Pre-Training Representations of Binary Code Using Contrastive Learning

Binary code analysis and comprehension is critical to applications in reverse engineering and computer security tasks where source code is not available. Unfortunately, unlike source code, binary code lacks semantics and is more difficult for human engineers to understand and analyze. In this paper, we present ContraBin, a contrastive learning technique that integrates source code and comment information along with binaries to create an embedding capable of aiding binary analysis and comprehension tasks. Specifically, we present three components in ContraBin: (1) a primary contrastive learning method for initial pre-training, (2) a simplex interpolation method to integrate source code, comments, and binary code, and (3) an intermediate representation learning algorithm to train a binary code embedding. We further analyze the impact of human-written and synthetic comments on binary code comprehension tasks, revealing a significant performance disparity. While synthetic comments provide substantial benefits, human-written comments are found to introduce noise, even resulting in performance drops compared to using no comments. These findings reshape the narrative around the role of comment types in binary code analysis. We evaluate the effectiveness of ContraBin through four indicative downstream tasks related to binary code: algorithmic functionality classification, function name recovery, code summarization, and reverse engineering. The results show that ContraBin considerably improves performance on all four tasks, measured by accuracy, mean of average precision, and BLEU scores as appropriate. ContraBin is the first language representation model to incorporate source code, binary code, and comments into contrastive code representation learning and is intended to contribute to the field of binary code analysis. The dataset used in this study is available for further research.

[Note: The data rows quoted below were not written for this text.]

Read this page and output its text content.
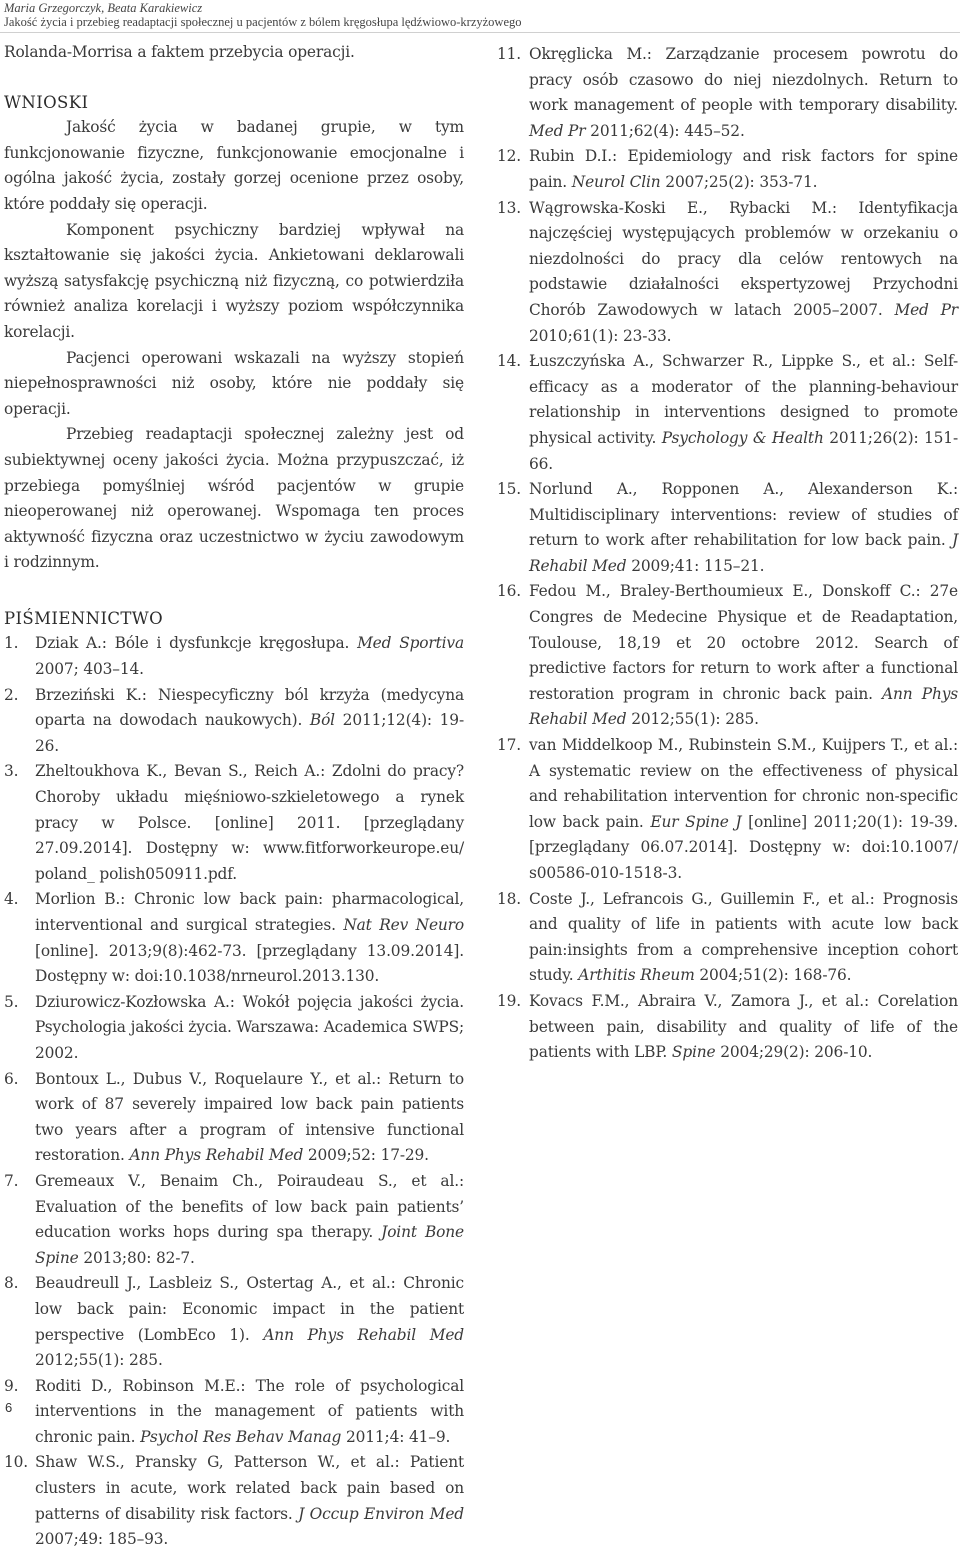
Maria Grzegorczyk, Beata Karakiewicz
Jakość życia i przebieg readaptacji społecznej u pacjentów z bólem kręgosłupa lędźwiowo-krzyżowego

Rolanda-Morrisa a faktem przebycia operacji.

WNIOSKI

Jakość życia w badanej grupie, w tym funkcjonowanie fizyczne, funkcjonowanie emocjonalne i ogólna jakość życia, zostały gorzej ocenione przez osoby, które poddały się operacji.

Komponent psychiczny bardziej wpływał na kształtowanie się jakości życia. Ankietowani deklarowali wyższą satysfakcję psychiczną niż fizyczną, co potwierdziła również analiza korelacji i wyższy poziom współczynnika korelacji.

Pacjenci operowani wskazali na wyższy stopień niepełnosprawności niż osoby, które nie poddały się operacji.

Przebieg readaptacji społecznej zależny jest od subiektywnej oceny jakości życia. Można przypuszczać, iż przebiega pomyślniej wśród pacjentów w grupie nieoperowanej niż operowanej. Wspomaga ten proces aktywność fizyczna oraz uczestnictwo w życiu zawodowym i rodzinnym.

PIŚMIENNICTWO
1. Dziak A.: Bóle i dysfunkcje kręgosłupa. Med Sportiva 2007; 403–14.
2. Brzeziński K.: Niespecyficzny ból krzyża (medycyna oparta na dowodach naukowych). Ból 2011;12(4): 19-26.
3. Zheltoukhova K., Bevan S., Reich A.: Zdolni do pracy? Choroby układu mięśniowo-szkieletowego a rynek pracy w Polsce. [online] 2011. [przeglądany 27.09.2014]. Dostępny w: www.fitforworkeurope.eu/ poland_ polish050911.pdf.
4. Morlion B.: Chronic low back pain: pharmacological, interventional and surgical strategies. Nat Rev Neuro [online]. 2013;9(8):462-73. [przeglądany 13.09.2014]. Dostępny w: doi:10.1038/nrneurol.2013.130.
5. Dziurowicz-Kozłowska A.: Wokół pojęcia jakości życia. Psychologia jakości życia. Warszawa: Academica SWPS; 2002.
6. Bontoux L., Dubus V., Roquelaure Y., et al.: Return to work of 87 severely impaired low back pain patients two years after a program of intensive functional restoration. Ann Phys Rehabil Med 2009;52: 17-29.
7. Gremeaux V., Benaim Ch., Poiraudeau S., et al.: Evaluation of the benefits of low back pain patients’ education works hops during spa therapy. Joint Bone Spine 2013;80: 82-7.
8. Beaudreull J., Lasbleiz S., Ostertag A., et al.: Chronic low back pain: Economic impact in the patient perspective (LombEco 1). Ann Phys Rehabil Med 2012;55(1): 285.
9. Roditi D., Robinson M.E.: The role of psychological interventions in the management of patients with chronic pain. Psychol Res Behav Manag 2011;4: 41–9.
10. Shaw W.S., Pransky G, Patterson W., et al.: Patient clusters in acute, work related back pain based on patterns of disability risk factors. J Occup Environ Med 2007;49: 185–93.
11. Okręglicka M.: Zarządzanie procesem powrotu do pracy osób czasowo do niej niezdolnych. Return to work management of people with temporary disability. Med Pr 2011;62(4): 445–52.
12. Rubin D.I.: Epidemiology and risk factors for spine pain. Neurol Clin 2007;25(2): 353-71.
13. Wągrowska-Koski E., Rybacki M.: Identyfikacja najczęściej występujących problemów w orzekaniu o niezdolności do pracy dla celów rentowych na podstawie działalności ekspertyzowej Przychodni Chorób Zawodowych w latach 2005–2007. Med Pr 2010;61(1): 23-33.
14. Łuszczyńska A., Schwarzer R., Lippke S., et al.: Self-efficacy as a moderator of the planning-behaviour relationship in interventions designed to promote physical activity. Psychology & Health 2011;26(2): 151-66.
15. Norlund A., Ropponen A., Alexanderson K.: Multidisciplinary interventions: review of studies of return to work after rehabilitation for low back pain. J Rehabil Med 2009;41: 115–21.
16. Fedou M., Braley-Berthoumieux E., Donskoff C.: 27e Congres de Medecine Physique et de Readaptation, Toulouse, 18,19 et 20 octobre 2012. Search of predictive factors for return to work after a functional restoration program in chronic back pain. Ann Phys Rehabil Med 2012;55(1): 285.
17. van Middelkoop M., Rubinstein S.M., Kuijpers T., et al.: A systematic review on the effectiveness of physical and rehabilitation intervention for chronic non-specific low back pain. Eur Spine J [online] 2011;20(1): 19-39. [przeglądany 06.07.2014]. Dostępny w: doi:10.1007/ s00586-010-1518-3.
18. Coste J., Lefrancois G., Guillemin F., et al.: Prognosis and quality of life in patients with acute low back pain:insights from a comprehensive inception cohort study. Arthitis Rheum 2004;51(2): 168-76.
19. Kovacs F.M., Abraira V., Zamora J., et al.: Corelation between pain, disability and quality of life of the patients with LBP. Spine 2004;29(2): 206-10.
6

翻译：二进制代码分析与理解在逆向工程和计算机安全任务中至关重要，这些任务通常无法获取源代码。然而，与源代码不同，二进制代码缺乏语义信息，使得人类工程师更难理解和分析。本文提出ContraBin，一种对比学习技术，它整合了源代码、注释信息以及二进制文件，以创建能够辅助二进制分析与理解任务的嵌入表示。具体而言，我们在ContraBin中提出了三个组成部分：(1) 用于初始预训练的主要对比学习方法，(2) 整合源代码、注释和二进制代码的单纯形插值方法，以及(3) 训练二进制代码嵌入的中间表示学习算法。我们进一步分析了人工编写和合成注释对二进制代码理解任务的影响，揭示了显著的性能差异。虽然合成注释带来了实质性的益处，但人工编写的注释被发现引入了噪声，甚至导致性能相比不使用注释时有所下降。这些发现重塑了关于注释类型在二进制代码分析中作用的现有认知。我们通过四个与二进制代码相关的指示性下游任务评估ContraBin的有效性：算法功能分类、函数名恢复、代码摘要和逆向工程。结果显示，ContraBin在所有四个任务上均显著提升了性能，相应的评估指标包括准确率、平均精度均值以及BLEU分数。ContraBin是首个将源代码、二进制代码和注释整合到对比代码表示学习中的语言表示模型，旨在为二进制代码分析领域做出贡献。本研究中使用的数据集可供进一步研究使用。